Verbringen Sie Zeit mit Menschen, die Sie gern haben. Menschen, die Sie wertschätzen und Ihnen ein gutes Gefühl geben.

Entwickeln Sie neue Aktivitäten. Probieren Sie neue Rezepte aus, treten Sie einem Buch- oder Filmclub bei oder befassen Sie sich mit einem neuen Interessengebiet, durch das Sie mehr mit anderen in Kontakt kommen und sich neue Ziele setzen können.
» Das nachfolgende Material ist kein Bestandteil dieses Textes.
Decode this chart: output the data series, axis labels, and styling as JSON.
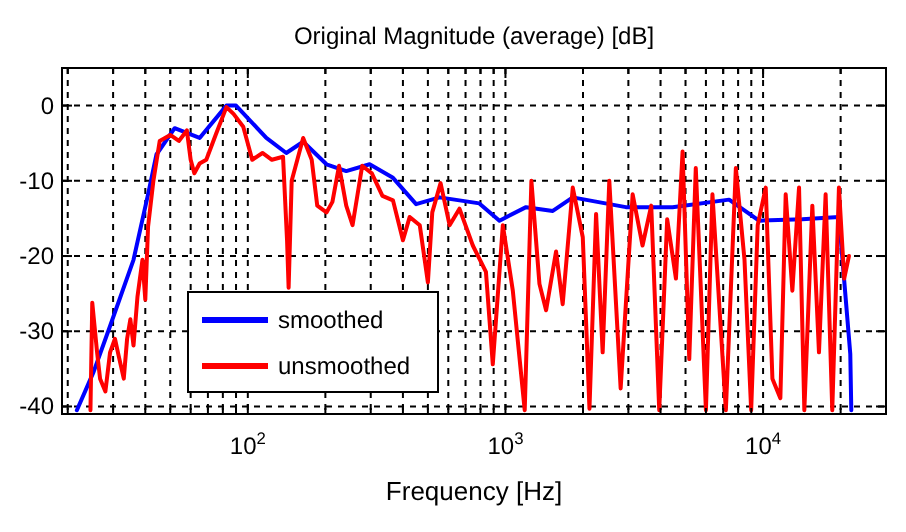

Dokumentieren Sie Ihren Behandlungsfortschritt

Es passiert schnell, dass man sich zu sehr mit Negativem befasst und darüber völlig aus den Augen verliert, welche Besserung man bereits erreicht hat. Deshalb kann es nützlich sein, ein ‘Symptomtagebuch’ zu führen und den Zustand der Haut von Zeit zu Zeit auch mit einem Foto zu dokumentieren. Sie können Ihre Symptome und Beschwerden (körperlicher und psychischer Art) auch mit einem Wert von 1 bis 10 (von kaum spürbar bis sehr schlimm) beurteilen. Mit der Zeit und der richtigen Behandlung sollten Sie eine Besserung feststellen. Verlieren Sie mal den Mut, sehen Sie sich Ihr früheres Symptomtagebuch und die entsprechenden Fotos an. Auf diese Weise machen Sie sich bewusst, wie weit Sie schon gekommen sind.